Saints Row is still mostly a fun time despite the repetition, but it isn’t helped by the large amount of bugs we experienced during the review period. While these may be fixed post-launch, there are some problems that had me restarting missions more often than I’d have liked. In one instance, I fell in some nearby water and could not get back out without “leaving the mission area”, triggering a fail state. In another, enemies repeatedly didn’t spawn inside the mission zone, leaving me stuck. Dialogue repeats itself, connection issues happened at least once per play session when playing cooperatively, and at one point, I loaded my save only to see my previous co-op partners character in place of my own.

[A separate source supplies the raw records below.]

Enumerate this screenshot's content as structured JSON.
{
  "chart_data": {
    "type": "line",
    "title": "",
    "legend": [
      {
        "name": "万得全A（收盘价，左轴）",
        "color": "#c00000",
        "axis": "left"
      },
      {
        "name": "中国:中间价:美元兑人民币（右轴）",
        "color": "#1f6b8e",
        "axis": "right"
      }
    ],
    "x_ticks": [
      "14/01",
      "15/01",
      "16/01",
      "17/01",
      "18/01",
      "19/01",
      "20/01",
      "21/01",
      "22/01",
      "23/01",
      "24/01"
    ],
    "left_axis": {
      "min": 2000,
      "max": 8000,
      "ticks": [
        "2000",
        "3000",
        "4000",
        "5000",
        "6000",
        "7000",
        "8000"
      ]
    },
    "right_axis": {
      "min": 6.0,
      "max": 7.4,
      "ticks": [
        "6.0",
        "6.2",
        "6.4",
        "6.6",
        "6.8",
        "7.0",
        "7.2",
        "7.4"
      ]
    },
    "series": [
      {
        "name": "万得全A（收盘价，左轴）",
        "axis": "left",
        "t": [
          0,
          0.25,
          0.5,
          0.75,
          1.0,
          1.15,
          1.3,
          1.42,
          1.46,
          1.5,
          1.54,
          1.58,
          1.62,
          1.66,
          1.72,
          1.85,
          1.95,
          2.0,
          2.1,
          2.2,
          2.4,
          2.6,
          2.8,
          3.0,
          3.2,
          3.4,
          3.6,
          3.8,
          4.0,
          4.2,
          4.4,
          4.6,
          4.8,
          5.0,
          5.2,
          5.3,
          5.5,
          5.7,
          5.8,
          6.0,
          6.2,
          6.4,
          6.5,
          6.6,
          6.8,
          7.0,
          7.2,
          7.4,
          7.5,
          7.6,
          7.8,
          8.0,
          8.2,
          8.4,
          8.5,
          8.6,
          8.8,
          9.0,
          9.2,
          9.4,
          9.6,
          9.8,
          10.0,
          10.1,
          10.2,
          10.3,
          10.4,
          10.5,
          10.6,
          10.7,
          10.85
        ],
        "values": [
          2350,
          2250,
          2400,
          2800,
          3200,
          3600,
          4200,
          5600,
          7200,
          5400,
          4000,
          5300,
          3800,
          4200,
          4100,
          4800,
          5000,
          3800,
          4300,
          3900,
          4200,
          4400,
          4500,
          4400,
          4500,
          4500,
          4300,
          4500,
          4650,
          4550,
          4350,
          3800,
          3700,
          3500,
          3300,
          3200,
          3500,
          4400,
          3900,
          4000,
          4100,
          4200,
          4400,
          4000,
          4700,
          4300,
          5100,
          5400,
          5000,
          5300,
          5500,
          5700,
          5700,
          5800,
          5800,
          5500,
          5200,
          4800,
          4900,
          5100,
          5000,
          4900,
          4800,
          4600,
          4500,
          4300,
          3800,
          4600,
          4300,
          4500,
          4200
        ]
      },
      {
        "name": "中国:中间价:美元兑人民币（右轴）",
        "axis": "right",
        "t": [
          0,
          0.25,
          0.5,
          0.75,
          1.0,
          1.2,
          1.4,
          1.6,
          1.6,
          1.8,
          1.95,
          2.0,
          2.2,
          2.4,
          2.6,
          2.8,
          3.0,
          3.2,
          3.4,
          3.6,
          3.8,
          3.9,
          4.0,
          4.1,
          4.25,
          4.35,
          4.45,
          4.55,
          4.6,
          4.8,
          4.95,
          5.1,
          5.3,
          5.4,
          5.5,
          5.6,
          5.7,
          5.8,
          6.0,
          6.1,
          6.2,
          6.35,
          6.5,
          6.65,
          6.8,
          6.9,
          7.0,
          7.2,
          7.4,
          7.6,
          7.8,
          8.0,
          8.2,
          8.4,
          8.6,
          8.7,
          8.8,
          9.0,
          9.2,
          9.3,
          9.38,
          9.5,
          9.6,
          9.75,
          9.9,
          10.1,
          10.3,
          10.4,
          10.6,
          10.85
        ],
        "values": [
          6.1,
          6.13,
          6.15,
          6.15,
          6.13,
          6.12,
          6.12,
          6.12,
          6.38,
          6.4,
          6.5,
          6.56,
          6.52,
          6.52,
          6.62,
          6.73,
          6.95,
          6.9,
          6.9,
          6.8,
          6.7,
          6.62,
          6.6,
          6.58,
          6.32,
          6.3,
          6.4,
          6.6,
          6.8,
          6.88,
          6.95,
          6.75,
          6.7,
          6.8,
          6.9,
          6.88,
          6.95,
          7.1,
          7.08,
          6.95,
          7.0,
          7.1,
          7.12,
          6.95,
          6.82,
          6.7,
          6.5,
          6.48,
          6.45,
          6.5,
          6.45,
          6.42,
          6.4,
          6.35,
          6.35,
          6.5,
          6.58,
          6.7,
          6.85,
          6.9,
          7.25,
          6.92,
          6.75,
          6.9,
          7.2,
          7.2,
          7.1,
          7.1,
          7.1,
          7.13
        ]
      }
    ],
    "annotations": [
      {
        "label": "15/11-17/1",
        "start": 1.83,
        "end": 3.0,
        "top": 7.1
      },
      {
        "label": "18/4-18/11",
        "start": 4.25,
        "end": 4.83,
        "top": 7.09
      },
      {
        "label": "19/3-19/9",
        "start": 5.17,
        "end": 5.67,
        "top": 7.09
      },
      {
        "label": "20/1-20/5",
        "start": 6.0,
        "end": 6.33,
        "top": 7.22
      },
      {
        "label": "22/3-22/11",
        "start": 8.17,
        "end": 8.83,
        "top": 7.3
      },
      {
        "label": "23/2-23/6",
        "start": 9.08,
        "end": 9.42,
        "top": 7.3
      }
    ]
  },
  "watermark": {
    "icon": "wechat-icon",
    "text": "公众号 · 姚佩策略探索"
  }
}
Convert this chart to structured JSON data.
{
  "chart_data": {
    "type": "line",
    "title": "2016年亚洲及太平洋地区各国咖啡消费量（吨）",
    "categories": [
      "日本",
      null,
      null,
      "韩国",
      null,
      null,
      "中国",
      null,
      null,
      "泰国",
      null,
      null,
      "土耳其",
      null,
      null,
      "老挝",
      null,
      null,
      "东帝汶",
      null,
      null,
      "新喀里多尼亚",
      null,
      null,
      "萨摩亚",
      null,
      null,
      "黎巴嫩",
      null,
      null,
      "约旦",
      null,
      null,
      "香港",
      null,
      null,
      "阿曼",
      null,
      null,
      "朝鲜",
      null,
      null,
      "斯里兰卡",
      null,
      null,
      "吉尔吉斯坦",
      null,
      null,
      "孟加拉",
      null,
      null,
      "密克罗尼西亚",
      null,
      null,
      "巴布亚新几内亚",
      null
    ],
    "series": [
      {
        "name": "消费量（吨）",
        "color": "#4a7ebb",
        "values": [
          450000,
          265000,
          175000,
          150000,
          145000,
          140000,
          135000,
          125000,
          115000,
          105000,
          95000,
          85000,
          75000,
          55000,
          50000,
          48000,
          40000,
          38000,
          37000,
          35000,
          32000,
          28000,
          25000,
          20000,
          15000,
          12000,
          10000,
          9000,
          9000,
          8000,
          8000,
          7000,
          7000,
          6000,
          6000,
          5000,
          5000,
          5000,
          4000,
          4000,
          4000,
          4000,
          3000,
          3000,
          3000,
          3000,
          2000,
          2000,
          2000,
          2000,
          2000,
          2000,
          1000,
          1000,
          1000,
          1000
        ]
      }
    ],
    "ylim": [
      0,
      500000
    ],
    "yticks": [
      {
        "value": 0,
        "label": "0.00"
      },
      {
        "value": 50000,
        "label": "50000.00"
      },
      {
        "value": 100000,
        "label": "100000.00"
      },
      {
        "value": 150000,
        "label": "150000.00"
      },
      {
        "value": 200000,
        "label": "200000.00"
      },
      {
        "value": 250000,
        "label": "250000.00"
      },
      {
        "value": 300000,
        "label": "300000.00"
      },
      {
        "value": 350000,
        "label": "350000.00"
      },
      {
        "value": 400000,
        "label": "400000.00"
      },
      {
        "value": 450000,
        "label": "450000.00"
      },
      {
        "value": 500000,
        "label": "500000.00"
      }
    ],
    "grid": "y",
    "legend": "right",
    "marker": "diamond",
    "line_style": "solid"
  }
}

Visually, things don’t impress; while at a glance the city of Santo Ileso is pretty at times (particularly in the neon-soaked streets at nighttime), in other instances there is a lot of pop-in when speeding through, with cars, trees and buildings appearing out of nowhere or textures loading in after the fact. Lighting and shadow effects also don’t load properly and look janky at times. It just doesn’t feel especially polished on close inspection.

I have to shout from the rooftops though that cooperative play is implemented really well. It’s drop-in/drop-out, and every single mission in the game, whether it’s the main campaign, side stuff, criminal ventures or even just running around the city causing all kinds of trouble is seamless when playing with a friend. Some connection issues aside, I played the entire experience with a buddy, and while “games are always more fun with friends” often rings true, I’d say it’s especially true with Saints Row. Those moments where something insane happens are more exciting and fun when shared; in fact, even the bugs and glitches don’t annoy as much when you’ve got a mate by your side. I wish more games allowed this kind of co-op, where you can play through the whole game together without barriers, so that makes some of its flaws fairly forgivable.

Saints Row also does a good job of utilising your in-game phone as a hub for all the information you need. It’s where you can access the map, missions, skill trees and abilities, like a fire-punch or the ability to throw grenades. You’ll naturally level up and unlock lots of these as you progress, but I wasn’t a huge fan of using grenades as an ability (instead of a standalone weapon). Not that you’re lacking in explosives as the game rolls on. There’s also an extensive garage that gets new vehicles added to it all the time, and having your HQ take shape and be filled with the trinkets you’ve taken photos of out in the world is a nice touch. Santo Ileso isn’t a thriving, jam-packed location like I was hoping, but there’s certainly a lot to see and do if you’re hunting around.




  • Main missions are entertaining
  • Lots of things to do and different mission types
  • Customisation options are brilliant
  • Cooperative play is well implemented


  • Campaign feels pretty short
  • Missions can get repetitive and lack variety
  • Dialogue is ultra-cringe
  • Quite buggy at times, with visuals not polished

Saints Row successfully reboots the much-loved franchise, although things don’t feel as wild or chaotic as I was expecting or hoping. The main campaign is a short but enjoyable romp with some decent creativity, but the open world template doesn’t innovate beyond the trappings of the genre. Side missions and distractions are amusing yet repetitive, and the adventure is lacking in polish overall. Still, being able to play the entire experience with a mate by your side makes for a lot of laughs, and if you can forgive the cringe dialogue, there are some fun moments between all the meandering that still makes it worthwhile. I can’t say that the Saints are “back and better than ever”, but gearing up for a modest romp with a lot of explosions and strong personalisation will certainly set them up for a roaring sequel if given the chance.